Origin Enterprises chief executive Tom O'Mahony believes future expansion of the agri-group is likely to focus on countries such as Poland and Ukraine, where there are significant opportunities to grow existing cereal yields.
But speaking to the Irish Independent as Origin reported a 16.8pc rise in its agri-services revenues to €1.25bn for the year ended in July, and a 10.9pc increase in group operating profit to €86m, Mr O'Mahony said the group would concentrate for now on bedding down acquisitions made in the UK over the past number of months.
However, he declined to comment on speculation that a private equity house had been eyeing up a €300m-plus bid for the group in recent weeks.
Operating profit at Origin's agri-unit jumped 29.3pc to €65.9m during the year, while group revenue was 2.6pc lower at €1.3bn for the financial year.
Origin -- which was spun out of food group IAWS a number of years ago and is 71pc owned by Aryzta -- saw the revenue contribution from its food division fall 83pc after accounting for its Valeo Foods interest as an associate undertaking.

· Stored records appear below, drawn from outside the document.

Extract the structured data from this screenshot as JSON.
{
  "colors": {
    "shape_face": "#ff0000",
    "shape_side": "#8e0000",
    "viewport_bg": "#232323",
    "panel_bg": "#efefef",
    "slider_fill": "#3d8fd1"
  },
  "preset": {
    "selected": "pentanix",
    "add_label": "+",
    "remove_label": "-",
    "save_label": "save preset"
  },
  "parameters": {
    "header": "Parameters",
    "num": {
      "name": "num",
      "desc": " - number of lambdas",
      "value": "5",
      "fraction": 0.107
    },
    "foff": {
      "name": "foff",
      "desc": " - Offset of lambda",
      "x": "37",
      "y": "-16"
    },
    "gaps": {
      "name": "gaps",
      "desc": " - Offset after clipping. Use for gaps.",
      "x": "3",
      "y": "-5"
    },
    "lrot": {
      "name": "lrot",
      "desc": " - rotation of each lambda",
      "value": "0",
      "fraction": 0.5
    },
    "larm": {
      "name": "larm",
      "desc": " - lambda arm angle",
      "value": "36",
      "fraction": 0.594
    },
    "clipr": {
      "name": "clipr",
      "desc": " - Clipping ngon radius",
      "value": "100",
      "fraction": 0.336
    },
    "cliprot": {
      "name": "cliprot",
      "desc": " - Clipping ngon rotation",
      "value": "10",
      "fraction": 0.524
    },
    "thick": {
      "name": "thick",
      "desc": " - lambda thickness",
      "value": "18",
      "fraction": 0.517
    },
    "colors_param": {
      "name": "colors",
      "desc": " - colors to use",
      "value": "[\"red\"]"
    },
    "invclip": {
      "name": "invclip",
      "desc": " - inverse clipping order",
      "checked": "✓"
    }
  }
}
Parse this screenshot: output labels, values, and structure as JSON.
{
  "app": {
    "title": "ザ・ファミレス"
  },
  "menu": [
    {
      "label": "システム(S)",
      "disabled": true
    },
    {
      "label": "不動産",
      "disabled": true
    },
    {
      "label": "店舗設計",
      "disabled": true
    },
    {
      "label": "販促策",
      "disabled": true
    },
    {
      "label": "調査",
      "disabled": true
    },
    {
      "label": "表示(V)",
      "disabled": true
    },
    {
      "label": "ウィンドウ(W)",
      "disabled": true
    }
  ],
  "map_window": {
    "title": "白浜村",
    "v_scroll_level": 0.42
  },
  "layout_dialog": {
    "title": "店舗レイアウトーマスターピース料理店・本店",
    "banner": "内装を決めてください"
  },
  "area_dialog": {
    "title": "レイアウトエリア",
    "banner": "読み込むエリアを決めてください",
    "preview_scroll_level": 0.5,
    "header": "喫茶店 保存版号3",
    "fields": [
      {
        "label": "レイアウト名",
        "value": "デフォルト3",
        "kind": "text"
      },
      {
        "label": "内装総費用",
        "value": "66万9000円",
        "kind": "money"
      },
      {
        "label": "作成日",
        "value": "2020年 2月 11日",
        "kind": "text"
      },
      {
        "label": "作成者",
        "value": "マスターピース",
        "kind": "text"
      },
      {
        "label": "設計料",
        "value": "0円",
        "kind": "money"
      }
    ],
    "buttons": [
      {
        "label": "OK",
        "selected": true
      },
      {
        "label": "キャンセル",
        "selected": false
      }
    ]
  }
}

Valeo, in which Origin owns a 44pc stake, is in the process of merging with Jacob Fruitfield, resulting in a group that will own a range of brands including Roma, Silvermints, Batchelors, Odlums and Picnic and have revenues of about €300m.
Origin will own 32pc of the enlarged group and will inject €7.9m into it. That deal is expected to close this day next week.
Mr O'Mahony said that while there were challenges for Valeo, he remained optimistic for the business and progress had been "solid".
"The consumer backdrop is very, very fragile and with declining consumer spend that's making for a very competitive trading environment right now. We see a relentless drive for value," he said.
Origin's core agri-business has undergone a significant transformation over the past year, with a number of acquisitions strengthening its position in the UK.
Apart from supplying feed and fertiliser, Origin also provides on-farm technical know-how to help cereal and other farmers improve yields. In the UK, Origin's businesses are now "directly influencing" 33pc of total arable production there, and 55pc of all primary fruit production. The group also has stakes in businesses in Poland and Norway.
"We're firmly repositioned now," said Mr O'Mahony, who added that Origin's business in Ireland had been tougher in the last financial year due to better grass growth that reduced the requirement for feed. More dairy farmers also had reduced feed requirement as they neared their quotas.
"Our farming is in great shape," Mr O'Mahony pointed out. The recent grain harvest in Ireland was one of the best on record with bumper yields, while milk prices had also strengthened since 2009.